Notre enquête commence avec une association, celle des travailleurs marocains de France (AMTF) basée à Argenteuil, en région parisienne. Mokhtar Merkaoui, secrétaire général de l’association, déclare soutenir le « Mouvement du 20 février« . « On adhère au mouvement et on est d’accord pour qu’une révision de la constitution soit effectuée, que le parlement soit dissolu et que de nouvelles élections aient lieu (…) Le premier ministre, M. El Fassi, doit démissionner. C’est un ras-le-bol général de la corruption et de ces gens qui détiennent le pouvoir comme le clan El Fassi. Mais, pour autant, nous avons besoin de notre roi. L’idéal serait de copier le modèle Anglais ou Espagnol », précise-t-il.
C’est dans les rues du quartier de Clichy que nous poursuivons notre enquête.
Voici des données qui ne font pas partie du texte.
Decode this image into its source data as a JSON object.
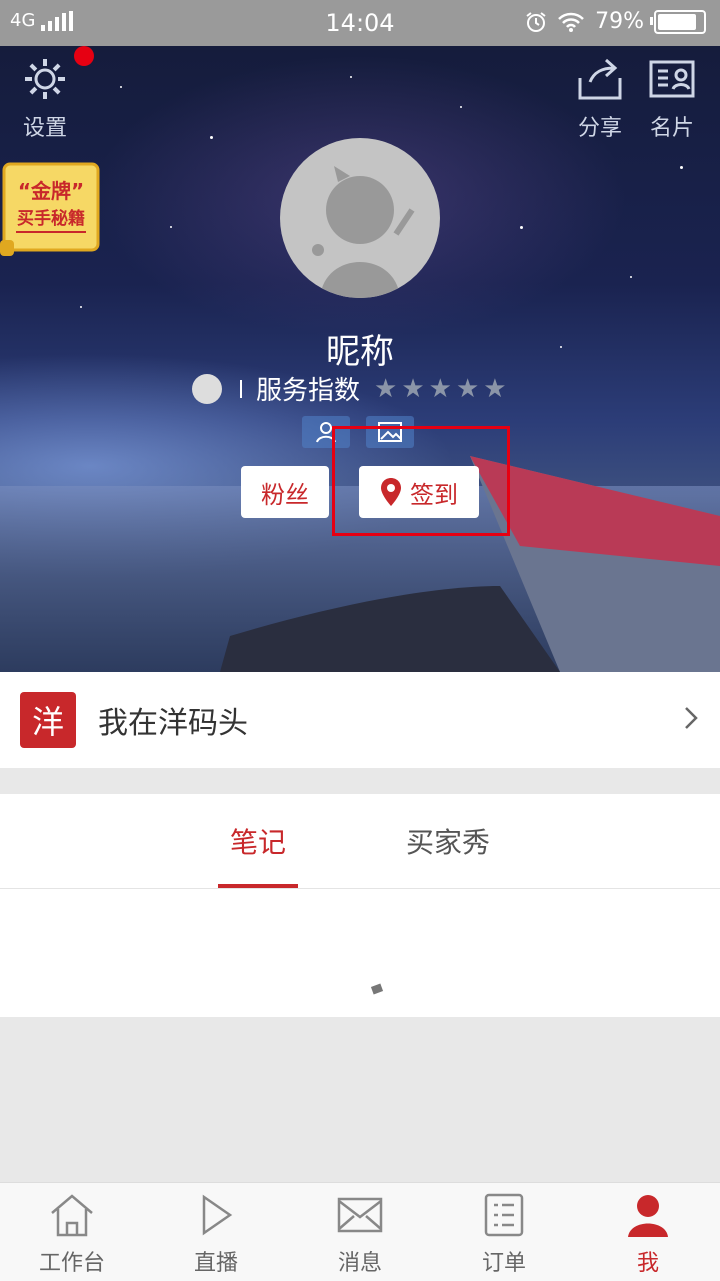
{
  "status": {
    "network": "4G",
    "time": "14:04",
    "battery": "79%"
  },
  "header": {
    "settings_label": "设置",
    "share_label": "分享",
    "card_label": "名片"
  },
  "badge": {
    "line1": "“金牌”",
    "line2": "买手秘籍"
  },
  "profile": {
    "nickname": "昵称",
    "service_label": "服务指数",
    "rating": 0,
    "max_rating": 5
  },
  "actions": {
    "fans_label": "粉丝",
    "checkin_label": "签到"
  },
  "store_row": {
    "logo_text": "洋",
    "label": "我在洋码头"
  },
  "tabs": [
    {
      "label": "笔记",
      "active": true
    },
    {
      "label": "买家秀",
      "active": false
    }
  ],
  "nav": [
    {
      "label": "工作台",
      "icon": "home-icon"
    },
    {
      "label": "直播",
      "icon": "play-icon"
    },
    {
      "label": "消息",
      "icon": "mail-icon"
    },
    {
      "label": "订单",
      "icon": "list-icon"
    },
    {
      "label": "我",
      "icon": "person-icon",
      "active": true
    }
  ],
  "colors": {
    "accent": "#c8282b",
    "highlight": "#e60012"
  }
}
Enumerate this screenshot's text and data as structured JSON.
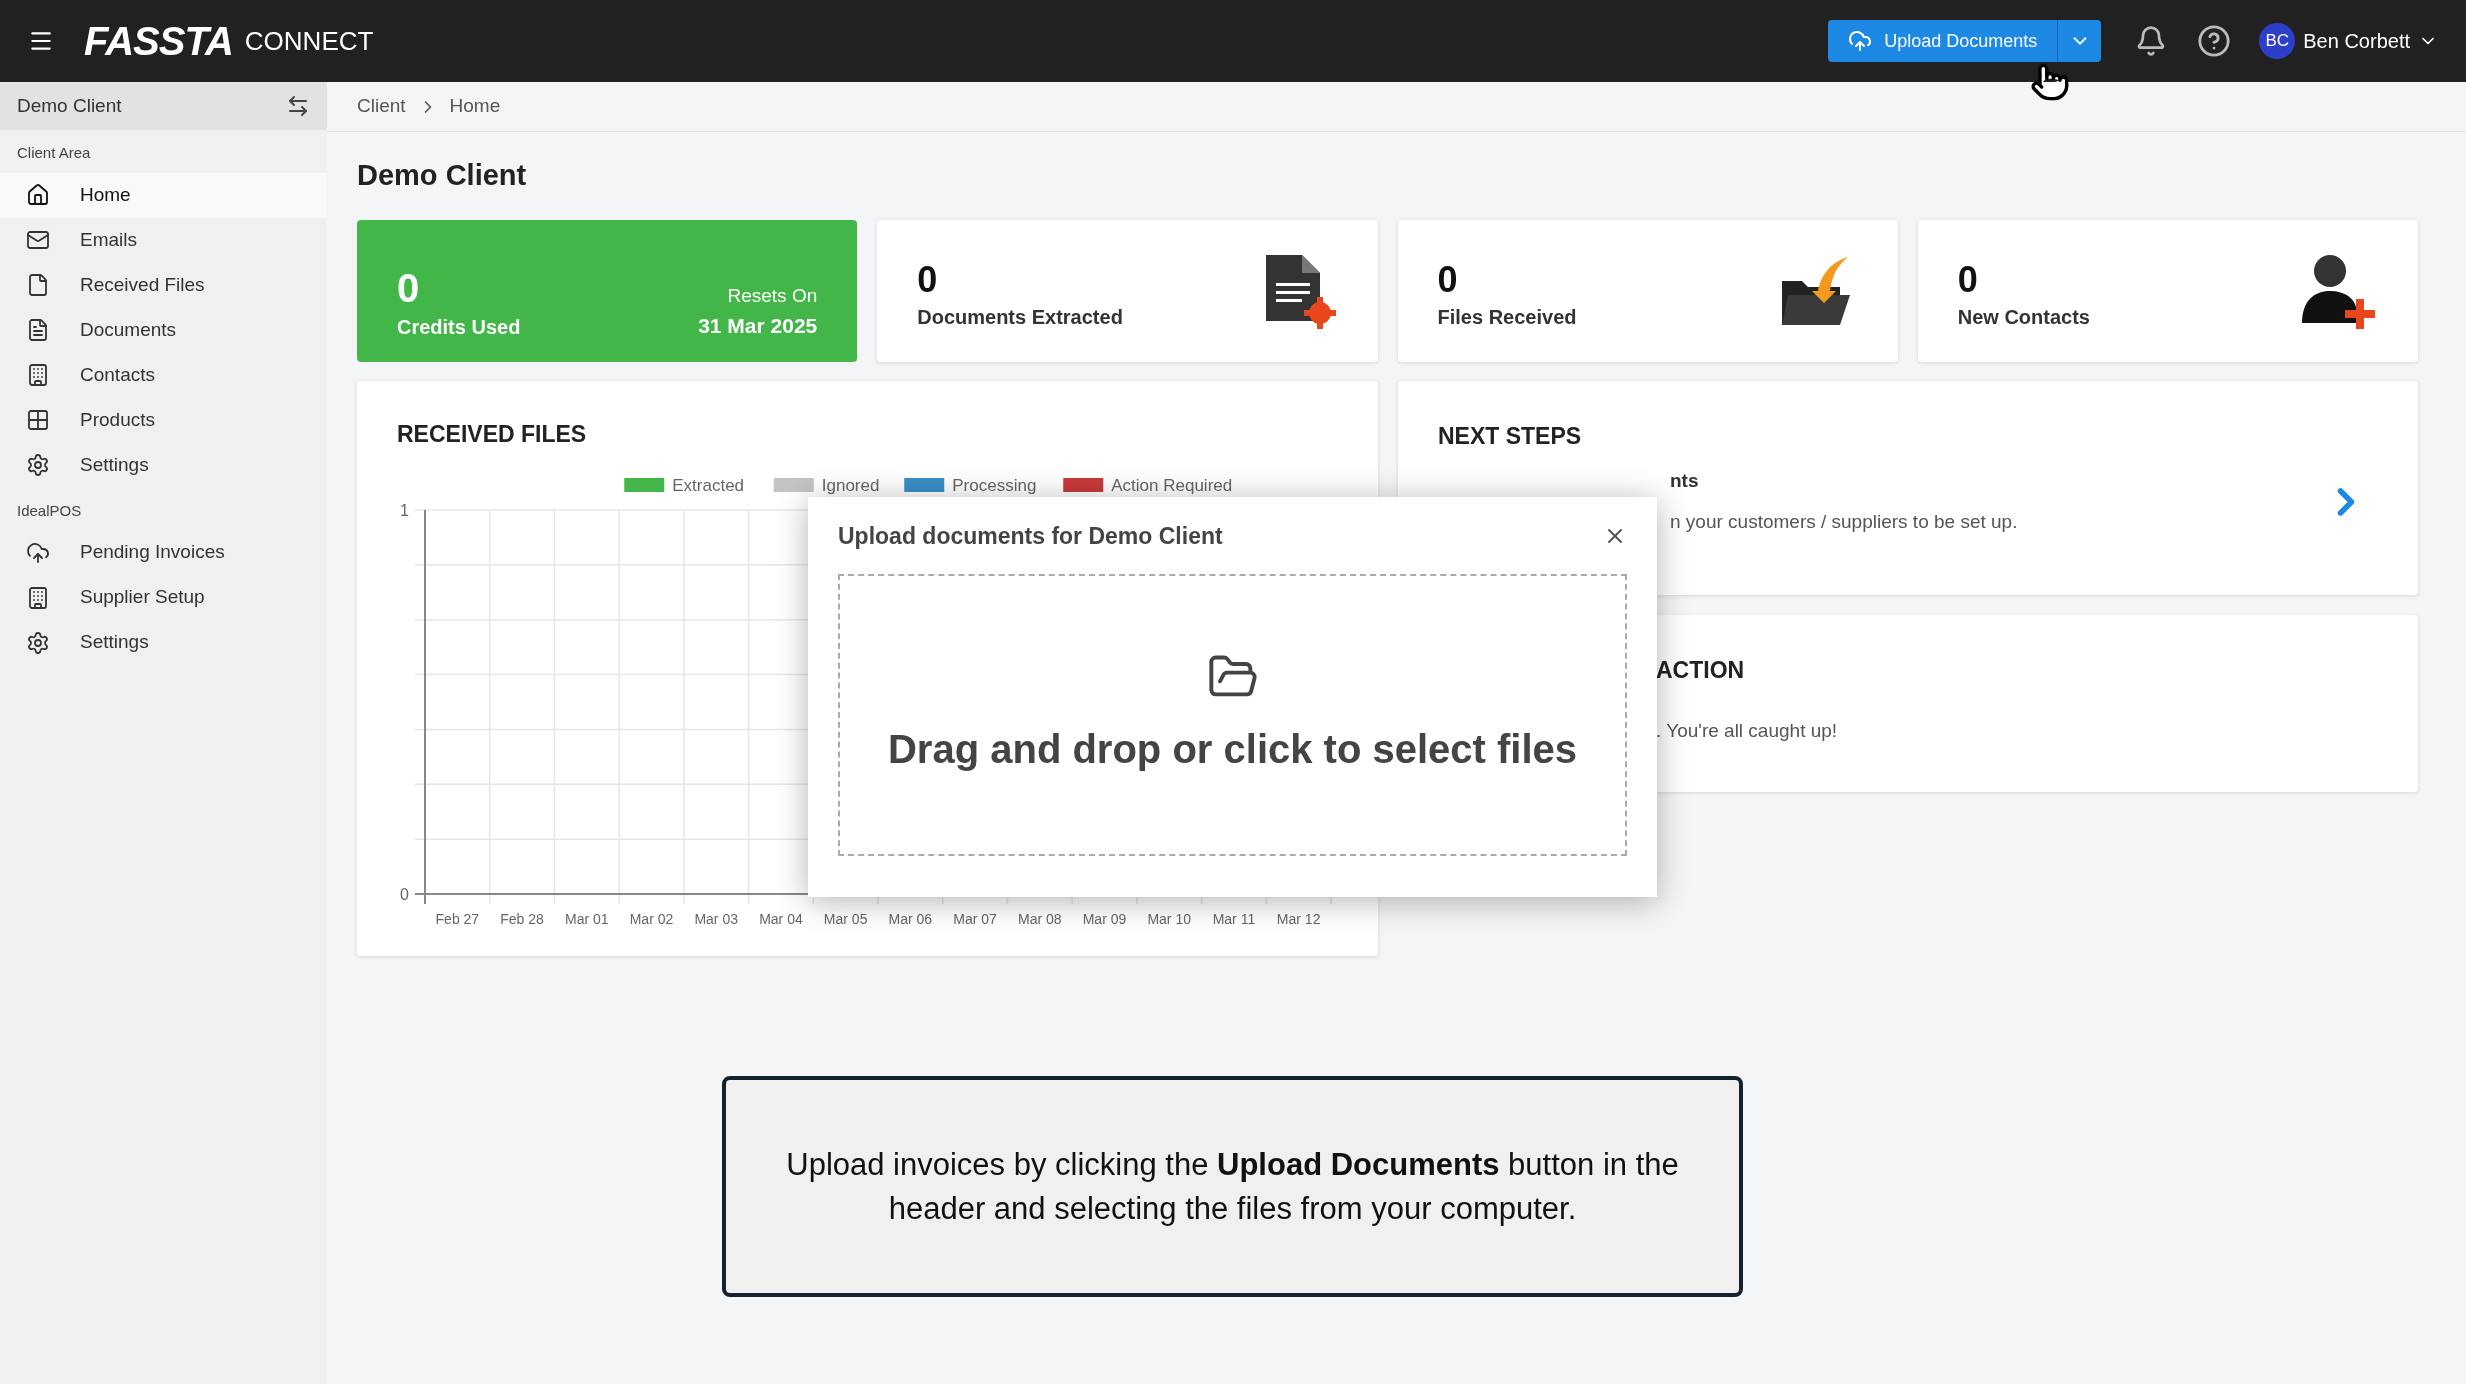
{
  "header": {
    "logo_main": "FASSTA",
    "logo_suffix": "CONNECT",
    "upload_button": "Upload Documents",
    "user": {
      "initials": "BC",
      "name": "Ben Corbett"
    }
  },
  "sidebar": {
    "client": "Demo Client",
    "sections": [
      {
        "title": "Client Area",
        "items": [
          {
            "label": "Home",
            "kind": "home",
            "selected": true
          },
          {
            "label": "Emails",
            "kind": "mail",
            "selected": false
          },
          {
            "label": "Received Files",
            "kind": "file",
            "selected": false
          },
          {
            "label": "Documents",
            "kind": "document",
            "selected": false
          },
          {
            "label": "Contacts",
            "kind": "building",
            "selected": false
          },
          {
            "label": "Products",
            "kind": "grid",
            "selected": false
          },
          {
            "label": "Settings",
            "kind": "gear",
            "selected": false
          }
        ]
      },
      {
        "title": "IdealPOS",
        "items": [
          {
            "label": "Pending Invoices",
            "kind": "cloud",
            "selected": false
          },
          {
            "label": "Supplier Setup",
            "kind": "building",
            "selected": false
          },
          {
            "label": "Settings",
            "kind": "gear",
            "selected": false
          }
        ]
      }
    ]
  },
  "breadcrumb": [
    "Client",
    "Home"
  ],
  "page_title": "Demo Client",
  "stats": [
    {
      "kind": "credits",
      "value": "0",
      "label": "Credits Used",
      "reset_label": "Resets On",
      "reset_date": "31 Mar 2025"
    },
    {
      "kind": "documents",
      "value": "0",
      "label": "Documents Extracted"
    },
    {
      "kind": "files",
      "value": "0",
      "label": "Files Received"
    },
    {
      "kind": "contacts",
      "value": "0",
      "label": "New Contacts"
    }
  ],
  "received_files": {
    "title": "RECEIVED FILES",
    "chart_data": {
      "type": "bar",
      "categories": [
        "Feb 27",
        "Feb 28",
        "Mar 01",
        "Mar 02",
        "Mar 03",
        "Mar 04",
        "Mar 05",
        "Mar 06",
        "Mar 07",
        "Mar 08",
        "Mar 09",
        "Mar 10",
        "Mar 11",
        "Mar 12"
      ],
      "series": [
        {
          "name": "Extracted",
          "color": "#43b649",
          "values": [
            0,
            0,
            0,
            0,
            0,
            0,
            0,
            0,
            0,
            0,
            0,
            0,
            0,
            0
          ]
        },
        {
          "name": "Ignored",
          "color": "#c4c4c4",
          "values": [
            0,
            0,
            0,
            0,
            0,
            0,
            0,
            0,
            0,
            0,
            0,
            0,
            0,
            0
          ]
        },
        {
          "name": "Processing",
          "color": "#3a8fc8",
          "values": [
            0,
            0,
            0,
            0,
            0,
            0,
            0,
            0,
            0,
            0,
            0,
            0,
            0,
            0
          ]
        },
        {
          "name": "Action Required",
          "color": "#c83a3a",
          "values": [
            0,
            0,
            0,
            0,
            0,
            0,
            0,
            0,
            0,
            0,
            0,
            0,
            0,
            0
          ]
        }
      ],
      "ylim": [
        0,
        1
      ],
      "yticks": [
        0,
        1
      ]
    }
  },
  "next_steps": {
    "title": "NEXT STEPS",
    "item_title": "nts",
    "item_text": "n your customers / suppliers to be set up."
  },
  "action": {
    "title": "ACTION",
    "text": ". You're all caught up!"
  },
  "upload_dialog": {
    "title": "Upload documents for Demo Client",
    "dropzone_text": "Drag and drop or click to select files"
  },
  "hint": "Upload invoices by clicking the **Upload Documents** button in the header and selecting the files from your computer."
}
Abdelaziz, 36 ans, gère une maroquinerie et, pour lui, tout va bien au Maroc. « Mohammed VI est un bon roi et il s’est occupé d’un tas de chose comme l’Est Maroc, longtemps abandonné par Hassan II. Les révoltes de certains pays arabes donnent des idées farfelues à des groupes marginaux qui, d’après moi, ne représentent aucunement le Maroc. Vive le Maroc, vive le roi ! », s’exclame-t-il.
Des protestations peu médiatisées ?
Beaucoup de Marocains semblent ne pas être au courant ou peu informés des protestations que connaît en ce moment leur pays d’origine. Comment expliquer ce manque d’information : désintéressement ou désinformation ? C’est la question que nous avons posée à certains d’entre eux, et notamment à Rafik, 21 ans, étudiant en commerce. Pour lui, les événements qui secouent actuellement le royaume chérifien ne sont pas assez médiatisées. « Je n’étais même pas au courant qu’il y avait des manifestations au Maroc et je ne regarde pas la télévision marocaine. Mais si on en entend pas parler tant que ça dans les médias français, c’est que ça ne doit pas être si grave que ça », suppose Rafik.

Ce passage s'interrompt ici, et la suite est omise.